"Tokyo Police Corporation will give us more plentiful lives..."
Two years after the delightfully depraved Machine Girl, Yoshihiro Nishimura returns with this hilariously blood-soaked masterpiece of an over-the-top gore fest that has a point to it, as dystopias often do.The film is making no attempt to hide the strong influence of RoboCop- we even have similar delightfully twisted TV adverts- in its Tokyo of the near future where the privatised police force have the silhouette of samurai and are a law unto themselves. There's a lot of savage satire of modern Japan, from corporate culture to sexual harrassment on the bullet train.
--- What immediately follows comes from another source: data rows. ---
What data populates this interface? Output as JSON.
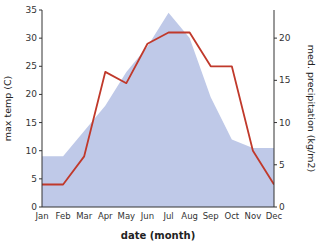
{
  "chart_data": {
    "type": "line",
    "xlabel": "date (month)",
    "ylabel": "max temp (C)",
    "y2label": "med. precipitation (kg/m2)",
    "categories": [
      "Jan",
      "Feb",
      "Mar",
      "Apr",
      "May",
      "Jun",
      "Jul",
      "Aug",
      "Sep",
      "Oct",
      "Nov",
      "Dec"
    ],
    "series": [
      {
        "type": "area",
        "axis": "y2",
        "color": "#bfc9e8",
        "values": [
          6,
          6,
          9,
          12,
          16,
          19,
          23,
          20,
          13,
          8,
          7,
          7
        ]
      },
      {
        "type": "line",
        "color": "#c0392b",
        "values": [
          4,
          4,
          9,
          24,
          22,
          29,
          31,
          31,
          25,
          25,
          10,
          4
        ]
      }
    ],
    "ylim": [
      0,
      35
    ],
    "yticks": [
      0,
      5,
      10,
      15,
      20,
      25,
      30,
      35
    ],
    "y2lim": [
      0,
      23.33
    ],
    "y2ticks": [
      0,
      5,
      10,
      15,
      20
    ],
    "grid": false
  }
}
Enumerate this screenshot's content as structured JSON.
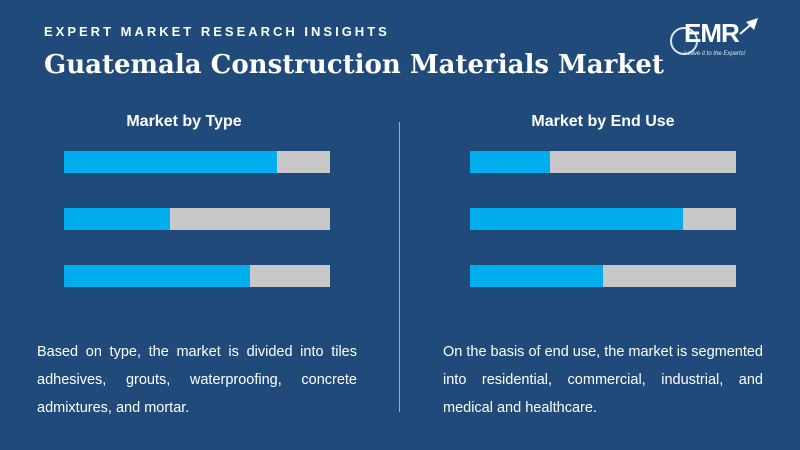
{
  "header": {
    "eyebrow": "EXPERT MARKET RESEARCH INSIGHTS",
    "title": "Guatemala Construction Materials Market",
    "logo_text": "EMR",
    "logo_tagline": "Leave it to the Experts!"
  },
  "colors": {
    "background": "#1f4a7a",
    "bar_fill": "#00aeef",
    "bar_track": "#c8c8c8"
  },
  "chart_data": [
    {
      "type": "bar",
      "orientation": "horizontal",
      "title": "Market by Type",
      "values": [
        0.8,
        0.4,
        0.7
      ],
      "ylim": [
        0,
        1
      ]
    },
    {
      "type": "bar",
      "orientation": "horizontal",
      "title": "Market by End Use",
      "values": [
        0.3,
        0.8,
        0.5
      ],
      "ylim": [
        0,
        1
      ]
    }
  ],
  "descriptions": {
    "left": "Based on type, the market is divided into tiles adhesives, grouts, waterproofing, concrete admixtures, and mortar.",
    "right": "On the basis of end use, the market is segmented into residential, commercial, industrial, and medical and healthcare."
  }
}
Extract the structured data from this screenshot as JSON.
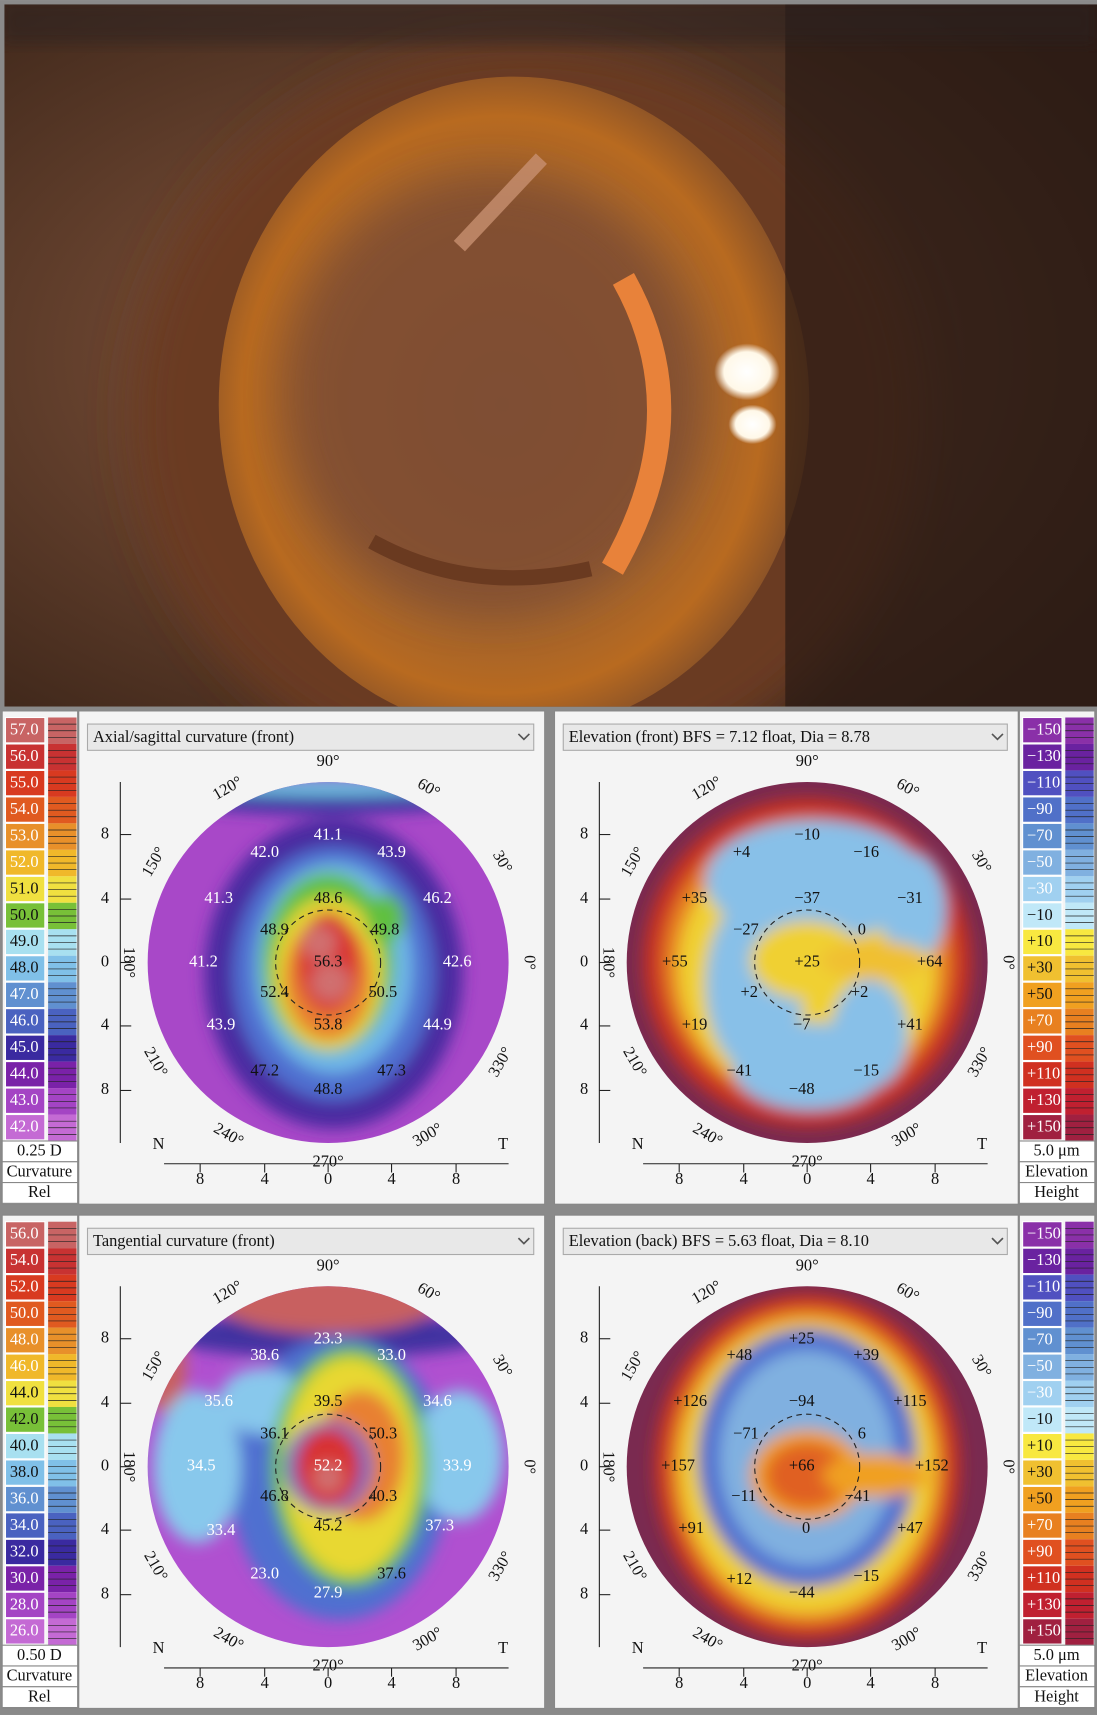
{
  "angles": [
    "0°",
    "30°",
    "60°",
    "90°",
    "120°",
    "150°",
    "180°",
    "210°",
    "240°",
    "270°",
    "300°",
    "330°"
  ],
  "axis_ticks": [
    "8",
    "4",
    "0",
    "4",
    "8"
  ],
  "nasal": "N",
  "temporal": "T",
  "panels": [
    {
      "title": "Axial/sagittal curvature (front)",
      "scale": [
        "57.0",
        "56.0",
        "55.0",
        "54.0",
        "53.0",
        "52.0",
        "51.0",
        "50.0",
        "49.0",
        "48.0",
        "47.0",
        "46.0",
        "45.0",
        "44.0",
        "43.0",
        "42.0"
      ],
      "step": "0.25 D",
      "kind": "Curvature",
      "mode": "Rel",
      "labels": [
        "41.1",
        "42.0",
        "43.9",
        "41.3",
        "48.6",
        "46.2",
        "48.9",
        "49.8",
        "41.2",
        "56.3",
        "42.6",
        "52.4",
        "50.5",
        "43.9",
        "53.8",
        "44.9",
        "47.2",
        "47.3",
        "48.8"
      ]
    },
    {
      "title": "Elevation (front) BFS = 7.12 float, Dia = 8.78",
      "scale": [
        "−150",
        "−130",
        "−110",
        "−90",
        "−70",
        "−50",
        "−30",
        "−10",
        "+10",
        "+30",
        "+50",
        "+70",
        "+90",
        "+110",
        "+130",
        "+150"
      ],
      "step": "5.0 μm",
      "kind": "Elevation",
      "mode": "Height",
      "labels": [
        "−10",
        "+4",
        "−16",
        "+35",
        "−37",
        "−31",
        "−27",
        "0",
        "+55",
        "+25",
        "+64",
        "+2",
        "+2",
        "+19",
        "−7",
        "+41",
        "−41",
        "−15",
        "−48"
      ]
    },
    {
      "title": "Tangential curvature (front)",
      "scale": [
        "56.0",
        "54.0",
        "52.0",
        "50.0",
        "48.0",
        "46.0",
        "44.0",
        "42.0",
        "40.0",
        "38.0",
        "36.0",
        "34.0",
        "32.0",
        "30.0",
        "28.0",
        "26.0"
      ],
      "step": "0.50 D",
      "kind": "Curvature",
      "mode": "Rel",
      "labels": [
        "23.3",
        "38.6",
        "33.0",
        "35.6",
        "39.5",
        "34.6",
        "36.1",
        "50.3",
        "34.5",
        "52.2",
        "33.9",
        "46.8",
        "40.3",
        "33.4",
        "45.2",
        "37.3",
        "23.0",
        "37.6",
        "27.9"
      ]
    },
    {
      "title": "Elevation (back) BFS = 5.63 float, Dia = 8.10",
      "scale": [
        "−150",
        "−130",
        "−110",
        "−90",
        "−70",
        "−50",
        "−30",
        "−10",
        "+10",
        "+30",
        "+50",
        "+70",
        "+90",
        "+110",
        "+130",
        "+150"
      ],
      "step": "5.0 μm",
      "kind": "Elevation",
      "mode": "Height",
      "labels": [
        "+25",
        "+48",
        "+39",
        "+126",
        "−94",
        "+115",
        "−71",
        "6",
        "+157",
        "+66",
        "+152",
        "−11",
        "−41",
        "+91",
        "0",
        "+47",
        "+12",
        "−15",
        "−44"
      ]
    }
  ]
}
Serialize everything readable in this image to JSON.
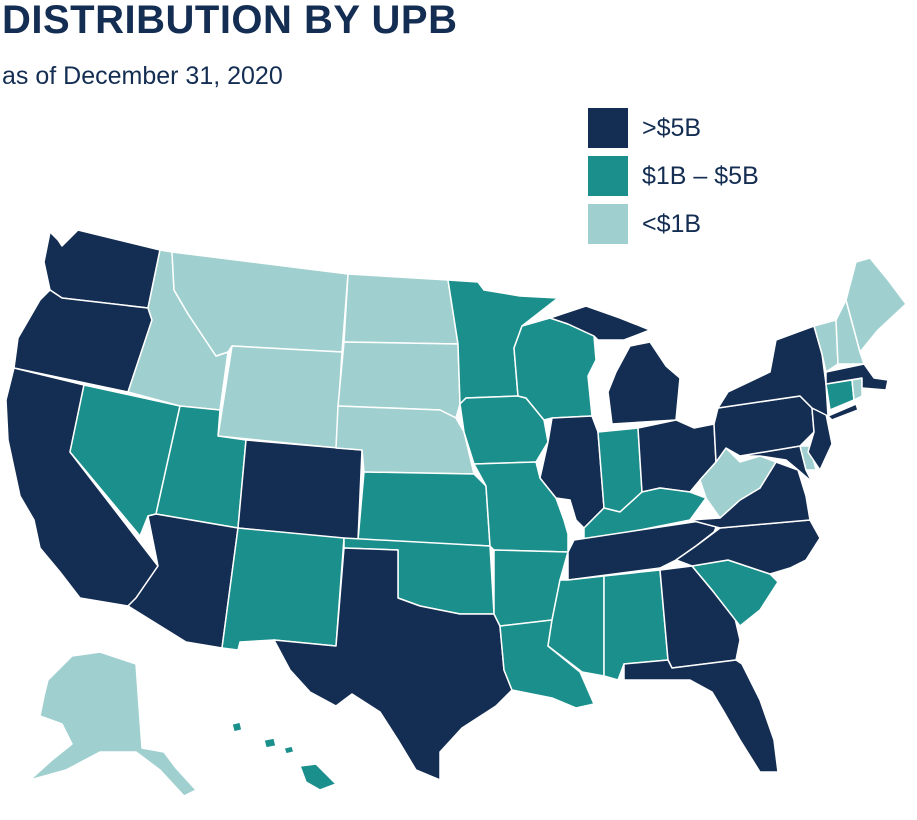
{
  "header": {
    "title": "DISTRIBUTION BY UPB",
    "subtitle": "as of December 31, 2020"
  },
  "legend": {
    "items": [
      {
        "label": ">$5B",
        "color": "#142d52"
      },
      {
        "label": "$1B – $5B",
        "color": "#1a8f8c"
      },
      {
        "label": "<$1B",
        "color": "#9fd0cf"
      }
    ]
  },
  "colors": {
    "text": "#142d52",
    "high": "#142d52",
    "mid": "#1a8f8c",
    "low": "#9fd0cf",
    "border": "#ffffff"
  },
  "map": {
    "states": {
      "WA": "high",
      "OR": "high",
      "CA": "high",
      "NV": "mid",
      "ID": "low",
      "MT": "low",
      "WY": "low",
      "UT": "mid",
      "AZ": "high",
      "CO": "high",
      "NM": "mid",
      "ND": "low",
      "SD": "low",
      "NE": "low",
      "KS": "mid",
      "OK": "mid",
      "TX": "high",
      "MN": "mid",
      "IA": "mid",
      "MO": "mid",
      "AR": "mid",
      "LA": "mid",
      "WI": "mid",
      "IL": "high",
      "MI": "high",
      "IN": "mid",
      "OH": "high",
      "KY": "mid",
      "TN": "high",
      "MS": "mid",
      "AL": "mid",
      "GA": "high",
      "FL": "high",
      "SC": "mid",
      "NC": "high",
      "VA": "high",
      "WV": "low",
      "MD": "high",
      "DE": "low",
      "PA": "high",
      "NJ": "high",
      "NY": "high",
      "CT": "mid",
      "RI": "low",
      "MA": "high",
      "VT": "low",
      "NH": "low",
      "ME": "low",
      "AK": "low",
      "HI": "mid"
    }
  }
}
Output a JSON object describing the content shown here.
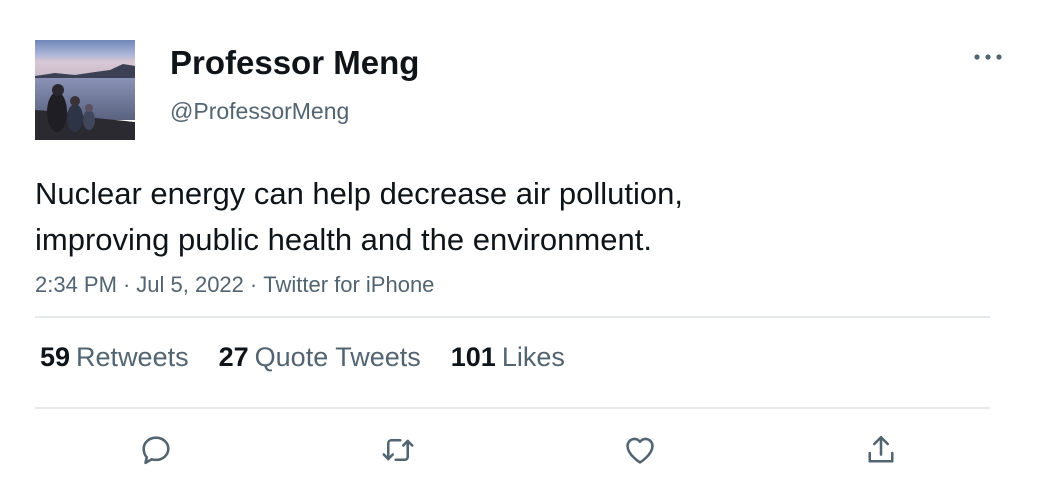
{
  "author": {
    "display_name": "Professor Meng",
    "handle": "@ProfessorMeng"
  },
  "tweet": {
    "text_lines": [
      "Nuclear energy can help decrease air pollution,",
      "improving public health and the environment."
    ],
    "time": "2:34 PM",
    "date": "Jul 5, 2022",
    "separator": "·",
    "source": "Twitter for iPhone"
  },
  "stats": {
    "retweets": {
      "count": "59",
      "label": "Retweets"
    },
    "quote_tweets": {
      "count": "27",
      "label": "Quote Tweets"
    },
    "likes": {
      "count": "101",
      "label": "Likes"
    }
  },
  "icons": {
    "more": "more-horizontal-icon",
    "reply": "reply-icon",
    "retweet": "retweet-icon",
    "like": "heart-icon",
    "share": "share-icon"
  },
  "colors": {
    "text_primary": "#0f1419",
    "text_secondary": "#536471",
    "divider": "#e6e9eb"
  }
}
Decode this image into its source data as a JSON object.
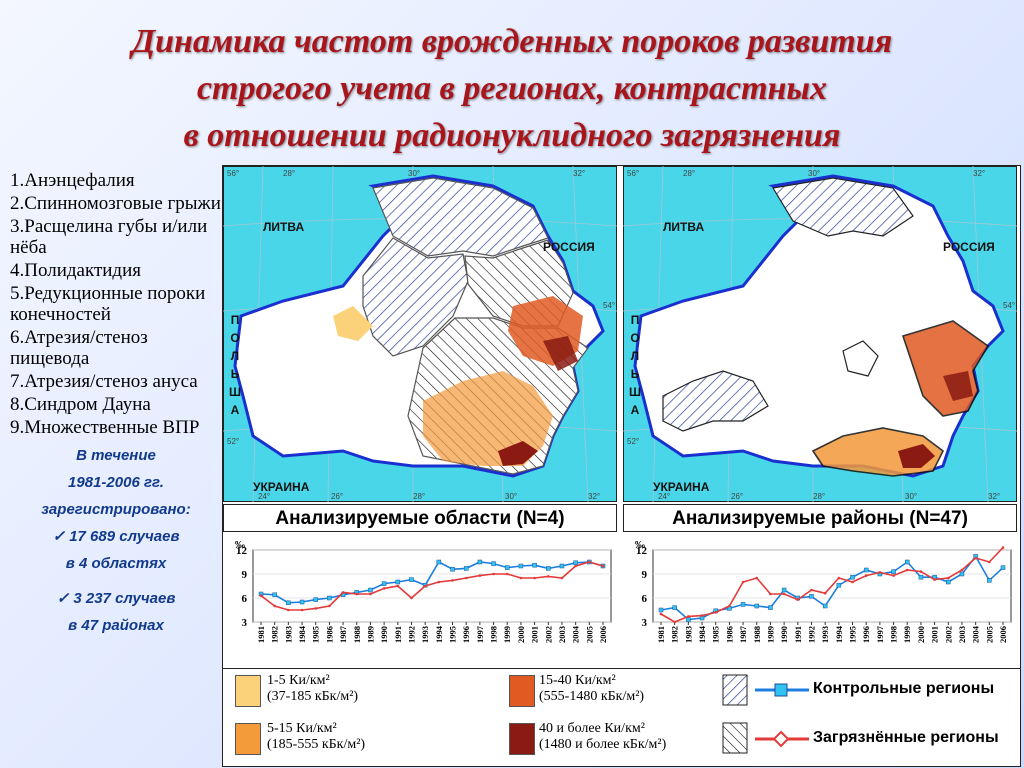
{
  "title": {
    "line1": "Динамика частот врожденных пороков развития",
    "line2": "строгого учета в регионах, контрастных",
    "line3": "в отношении радионуклидного загрязнения"
  },
  "defects": [
    "1.Анэнцефалия",
    "2.Спинномозговые грыжи",
    "3.Расщелина губы и/или нёба",
    "4.Полидактидия",
    "5.Редукционные пороки конечностей",
    "6.Атрезия/стеноз пищевода",
    "7.Атрезия/стеноз ануса",
    "8.Синдром Дауна",
    "9.Множественные ВПР"
  ],
  "notes": {
    "period1": "В течение",
    "period2": "1981-2006 гг.",
    "registered": "зарегистрировано:",
    "cases1": "✓ 17 689 случаев",
    "regions1": "в 4 областях",
    "cases2": "✓ 3 237 случаев",
    "regions2": "в 47 районах"
  },
  "maps": {
    "left_caption": "Анализируемые области (N=4)",
    "right_caption": "Анализируемые районы (N=47)",
    "label_lithuania": "ЛИТВА",
    "label_russia": "РОССИЯ",
    "label_poland": [
      "П",
      "О",
      "Л",
      "Ь",
      "Ш",
      "А"
    ],
    "label_ukraine": "УКРАИНА",
    "lon_labels": [
      "24°",
      "26°",
      "28°",
      "30°",
      "32°"
    ],
    "lat_labels": [
      "54°",
      "52°"
    ],
    "top_labels": [
      "56°",
      "28°",
      "30°",
      "32°"
    ]
  },
  "legend": {
    "c1a": "1-5 Ки/км²",
    "c1b": "(37-185 кБк/м²)",
    "c2a": "5-15 Ки/км²",
    "c2b": "(185-555 кБк/м²)",
    "c3a": "15-40 Ки/км²",
    "c3b": "(555-1480 кБк/м²)",
    "c4a": "40 и более Ки/км²",
    "c4b": "(1480 и более кБк/м²)",
    "control": "Контрольные регионы",
    "polluted": "Загрязнённые регионы",
    "colors": {
      "c1": "#fbd27a",
      "c2": "#f39a3a",
      "c3": "#e05a22",
      "c4": "#8a1a12",
      "control_line": "#1c7fe0",
      "control_marker": "#32c2f0",
      "polluted_line": "#e33a3a"
    }
  },
  "chart_data": [
    {
      "type": "line",
      "title": "",
      "ylabel": "‰",
      "xlabel": "",
      "ylim": [
        3,
        12
      ],
      "yticks": [
        3,
        6,
        9,
        12
      ],
      "x": [
        1981,
        1982,
        1983,
        1984,
        1985,
        1986,
        1987,
        1988,
        1989,
        1990,
        1991,
        1992,
        1993,
        1994,
        1995,
        1996,
        1997,
        1998,
        1999,
        2000,
        2001,
        2002,
        2003,
        2004,
        2005,
        2006
      ],
      "series": [
        {
          "name": "Контрольные регионы",
          "color": "#1c7fe0",
          "values": [
            6.5,
            6.4,
            5.4,
            5.5,
            5.8,
            6.0,
            6.4,
            6.7,
            7.0,
            7.8,
            8.0,
            8.3,
            7.6,
            10.5,
            9.6,
            9.7,
            10.5,
            10.3,
            9.8,
            10.0,
            10.1,
            9.7,
            10.0,
            10.4,
            10.5,
            10.0
          ]
        },
        {
          "name": "Загрязнённые регионы",
          "color": "#e33a3a",
          "values": [
            6.3,
            5.0,
            4.5,
            4.5,
            4.7,
            5.0,
            6.7,
            6.5,
            6.5,
            7.2,
            7.5,
            6.0,
            7.5,
            8.0,
            8.2,
            8.5,
            8.8,
            9.0,
            9.0,
            8.5,
            8.5,
            8.7,
            8.5,
            10.0,
            10.5,
            10.0
          ]
        }
      ]
    },
    {
      "type": "line",
      "title": "",
      "ylabel": "‰",
      "xlabel": "",
      "ylim": [
        3,
        12
      ],
      "yticks": [
        3,
        6,
        9,
        12
      ],
      "x": [
        1981,
        1982,
        1983,
        1984,
        1985,
        1986,
        1987,
        1988,
        1989,
        1990,
        1991,
        1992,
        1993,
        1994,
        1995,
        1996,
        1997,
        1998,
        1999,
        2000,
        2001,
        2002,
        2003,
        2004,
        2005,
        2006
      ],
      "series": [
        {
          "name": "Контрольные регионы",
          "color": "#1c7fe0",
          "values": [
            4.5,
            4.8,
            3.3,
            3.5,
            4.4,
            4.7,
            5.2,
            5.0,
            4.8,
            7.0,
            6.0,
            6.2,
            5.0,
            7.6,
            8.6,
            9.5,
            9.0,
            9.3,
            10.5,
            8.6,
            8.6,
            8.0,
            9.0,
            11.2,
            8.2,
            9.8
          ]
        },
        {
          "name": "Загрязнённые регионы",
          "color": "#e33a3a",
          "values": [
            4.0,
            3.0,
            3.7,
            3.8,
            4.2,
            5.0,
            8.0,
            8.5,
            6.5,
            6.5,
            5.8,
            7.0,
            6.6,
            8.5,
            8.0,
            8.8,
            9.2,
            8.8,
            9.5,
            9.3,
            8.3,
            8.5,
            9.5,
            11.0,
            10.5,
            12.3
          ]
        }
      ]
    }
  ]
}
There's a lot of grand guignol here. The gore is neither realistic nor intended to be, which actually makes the film feel in less bad taste and less challenging for the squeamish, but there's no denying that it's over the top and pretty much as far as you can go. This future Tokyo is plagued by mutant "engineers", who, when wounded, sprout grotesque mutations from the injured body part... and yes, we see these for all sorts of body parts. Yes, including those ones.
The film is cleverer than it may seem, though. As soon as we get the Key Man's big, over-the-top supervillain origin story we're reminded that he's just a distraction, and that the true enemy is unaccountable power in the shape of police privitisation and corruption. The hero, Ruka, is an honest, good cop, but by the end of the film we realise she's the only police officer in the city who isn't corrupt and sadistic. In hindsight, the fact that the police chief keeps a limbless, disfigured gimp girl as a slave may offer a bit of a clue that these may not be the good guys.
This film is a masterpiece, as metatextual as it is gory, with the script cleverly making explicit that the final scenes are literally Ruka vs. a sequence of end of level bosses. This film very much is the gore fest of reputation, but it's so much more than that.